AVOID. Can leach styrene, which is a brain and nervous system toxin and likely carcinogenic.

Plastic #7: Others

The SPI code of #7 is used to designate miscellaneous types of plastic that are not defined by the other six codes. Polycarbonate and polylactide are included in this category. Plastic CDs and DVDs These types of plastics are difficult to recycle. Polycarbonate, or PC, is used in baby bottles, large water bottles (multiple-gallon capacity), compact discs, and medical storage containers. Recycled plastics in this category are used to make plastic lumber, among other products.

This category basically means “everything else” and is composed of plastics that were invented after 1987 – the use of plastic in this category is at your own risk since you don’t know what could be in it. Polycarbonate falls into this category, including the highly toxic BPA. Products produced include baby and water bottles, sports equipment, medical and dental devices, CD’s, DVD’s, and even iPods. It is wise to dispose of any food or drink related product that is known to contain BPA. It is difficult to recycle #7 plastic and most curbside recycling programs won’t accept it.
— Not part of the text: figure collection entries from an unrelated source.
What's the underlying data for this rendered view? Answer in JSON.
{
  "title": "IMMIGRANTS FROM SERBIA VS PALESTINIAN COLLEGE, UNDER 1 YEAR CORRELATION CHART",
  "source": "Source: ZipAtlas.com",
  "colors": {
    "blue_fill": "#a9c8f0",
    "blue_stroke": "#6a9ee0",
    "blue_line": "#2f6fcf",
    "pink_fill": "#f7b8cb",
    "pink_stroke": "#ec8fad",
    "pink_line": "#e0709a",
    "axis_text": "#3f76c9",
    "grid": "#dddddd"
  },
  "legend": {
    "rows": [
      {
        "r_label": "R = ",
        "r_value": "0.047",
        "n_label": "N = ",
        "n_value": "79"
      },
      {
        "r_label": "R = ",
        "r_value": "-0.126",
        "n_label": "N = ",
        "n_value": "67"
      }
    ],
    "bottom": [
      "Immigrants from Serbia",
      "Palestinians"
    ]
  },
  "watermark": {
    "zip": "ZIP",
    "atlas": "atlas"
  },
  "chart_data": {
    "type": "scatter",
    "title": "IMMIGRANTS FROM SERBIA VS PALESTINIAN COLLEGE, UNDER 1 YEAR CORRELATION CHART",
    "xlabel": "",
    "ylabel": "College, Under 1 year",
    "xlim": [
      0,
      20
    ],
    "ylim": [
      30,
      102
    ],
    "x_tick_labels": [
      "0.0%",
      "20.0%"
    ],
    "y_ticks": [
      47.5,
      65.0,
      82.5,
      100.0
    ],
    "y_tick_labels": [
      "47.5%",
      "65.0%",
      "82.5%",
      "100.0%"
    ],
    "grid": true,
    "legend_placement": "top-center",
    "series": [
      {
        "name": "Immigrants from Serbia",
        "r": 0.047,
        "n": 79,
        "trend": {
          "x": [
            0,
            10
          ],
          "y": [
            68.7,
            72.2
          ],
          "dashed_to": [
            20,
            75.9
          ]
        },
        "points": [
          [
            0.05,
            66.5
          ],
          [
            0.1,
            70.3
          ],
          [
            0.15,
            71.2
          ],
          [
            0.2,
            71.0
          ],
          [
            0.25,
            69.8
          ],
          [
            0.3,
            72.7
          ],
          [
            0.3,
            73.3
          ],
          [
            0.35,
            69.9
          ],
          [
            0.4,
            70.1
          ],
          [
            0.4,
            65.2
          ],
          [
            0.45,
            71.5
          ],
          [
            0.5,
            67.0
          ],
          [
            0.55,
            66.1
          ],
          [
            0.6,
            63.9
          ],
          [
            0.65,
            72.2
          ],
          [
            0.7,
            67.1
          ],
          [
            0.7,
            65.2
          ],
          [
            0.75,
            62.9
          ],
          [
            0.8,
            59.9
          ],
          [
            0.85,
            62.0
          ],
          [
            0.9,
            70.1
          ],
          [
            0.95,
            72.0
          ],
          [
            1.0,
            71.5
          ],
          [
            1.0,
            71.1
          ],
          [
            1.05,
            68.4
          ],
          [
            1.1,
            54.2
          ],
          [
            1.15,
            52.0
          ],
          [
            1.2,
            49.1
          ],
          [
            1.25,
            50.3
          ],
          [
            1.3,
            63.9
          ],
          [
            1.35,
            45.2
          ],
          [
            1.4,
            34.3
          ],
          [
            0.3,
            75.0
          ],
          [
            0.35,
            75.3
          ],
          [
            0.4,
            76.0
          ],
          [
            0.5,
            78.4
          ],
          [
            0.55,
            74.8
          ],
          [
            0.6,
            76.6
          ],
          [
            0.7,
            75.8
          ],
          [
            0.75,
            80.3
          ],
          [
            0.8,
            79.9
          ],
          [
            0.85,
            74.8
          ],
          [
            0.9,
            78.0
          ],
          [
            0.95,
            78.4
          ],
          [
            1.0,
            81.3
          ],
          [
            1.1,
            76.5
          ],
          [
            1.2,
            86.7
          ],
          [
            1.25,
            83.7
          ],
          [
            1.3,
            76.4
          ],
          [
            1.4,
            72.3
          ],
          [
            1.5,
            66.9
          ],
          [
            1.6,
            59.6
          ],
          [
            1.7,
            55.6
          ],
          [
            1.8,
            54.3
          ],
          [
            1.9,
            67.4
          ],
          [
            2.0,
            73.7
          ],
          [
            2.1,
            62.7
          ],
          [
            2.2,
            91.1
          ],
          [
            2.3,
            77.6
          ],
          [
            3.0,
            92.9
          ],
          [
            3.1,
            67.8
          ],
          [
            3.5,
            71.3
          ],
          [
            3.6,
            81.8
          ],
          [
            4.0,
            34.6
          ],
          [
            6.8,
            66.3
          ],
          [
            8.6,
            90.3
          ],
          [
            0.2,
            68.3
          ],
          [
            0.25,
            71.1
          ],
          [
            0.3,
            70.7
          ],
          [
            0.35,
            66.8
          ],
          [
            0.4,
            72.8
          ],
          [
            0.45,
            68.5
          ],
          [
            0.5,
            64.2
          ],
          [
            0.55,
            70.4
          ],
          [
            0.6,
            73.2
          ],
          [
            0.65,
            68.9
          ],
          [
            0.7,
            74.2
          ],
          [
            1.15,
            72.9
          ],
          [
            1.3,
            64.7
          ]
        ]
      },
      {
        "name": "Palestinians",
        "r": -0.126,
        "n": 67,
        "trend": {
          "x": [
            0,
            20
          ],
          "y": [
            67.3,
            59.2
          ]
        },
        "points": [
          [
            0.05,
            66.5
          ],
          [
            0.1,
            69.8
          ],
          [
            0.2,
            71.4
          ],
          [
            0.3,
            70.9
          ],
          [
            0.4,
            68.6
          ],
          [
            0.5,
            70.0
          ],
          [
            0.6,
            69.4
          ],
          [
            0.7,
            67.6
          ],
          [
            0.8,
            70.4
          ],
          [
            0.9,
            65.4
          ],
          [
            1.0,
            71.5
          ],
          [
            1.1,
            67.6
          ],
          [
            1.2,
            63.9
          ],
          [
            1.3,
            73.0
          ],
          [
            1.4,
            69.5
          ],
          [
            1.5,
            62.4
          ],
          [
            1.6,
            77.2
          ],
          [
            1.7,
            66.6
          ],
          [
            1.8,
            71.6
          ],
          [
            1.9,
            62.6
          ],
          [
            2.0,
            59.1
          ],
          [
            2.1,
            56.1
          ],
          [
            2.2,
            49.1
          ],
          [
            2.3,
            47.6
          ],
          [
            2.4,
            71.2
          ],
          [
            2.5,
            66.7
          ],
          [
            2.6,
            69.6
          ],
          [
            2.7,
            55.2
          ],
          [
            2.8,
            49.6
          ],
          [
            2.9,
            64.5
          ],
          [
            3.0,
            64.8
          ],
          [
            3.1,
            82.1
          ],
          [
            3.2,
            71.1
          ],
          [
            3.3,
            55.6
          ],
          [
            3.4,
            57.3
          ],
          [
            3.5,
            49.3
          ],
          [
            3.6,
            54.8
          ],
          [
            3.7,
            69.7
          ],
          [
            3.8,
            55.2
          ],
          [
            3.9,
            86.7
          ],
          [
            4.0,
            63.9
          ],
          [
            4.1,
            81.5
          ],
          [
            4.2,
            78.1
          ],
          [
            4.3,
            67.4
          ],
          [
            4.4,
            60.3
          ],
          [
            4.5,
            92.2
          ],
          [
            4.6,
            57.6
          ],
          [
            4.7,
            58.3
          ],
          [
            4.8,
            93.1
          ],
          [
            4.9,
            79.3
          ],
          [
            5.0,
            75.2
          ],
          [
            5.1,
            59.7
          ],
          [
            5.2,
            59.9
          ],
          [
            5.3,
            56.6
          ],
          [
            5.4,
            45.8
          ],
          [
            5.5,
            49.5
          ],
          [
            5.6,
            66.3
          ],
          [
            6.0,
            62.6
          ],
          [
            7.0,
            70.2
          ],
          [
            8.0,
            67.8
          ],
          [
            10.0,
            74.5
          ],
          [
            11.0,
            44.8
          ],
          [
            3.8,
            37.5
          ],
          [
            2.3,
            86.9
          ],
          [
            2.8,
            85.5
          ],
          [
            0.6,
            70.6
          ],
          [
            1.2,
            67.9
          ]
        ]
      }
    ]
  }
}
To summarize, plastics in categories #2, #4 and #5 are generally considered safe. Plastic #1 is safe but should not be re-used due to the risk of growing bacteria. Any of the other categories should be used with extreme caution, especially around food or drink, and the risk is even greater when heating food. For microwaving, know that microwave safe containers aren’t necessarily healthy, they just won’t melt. Do yourself, your body, and the environment a favor – avoid plastic entirely and stick to glass when you can.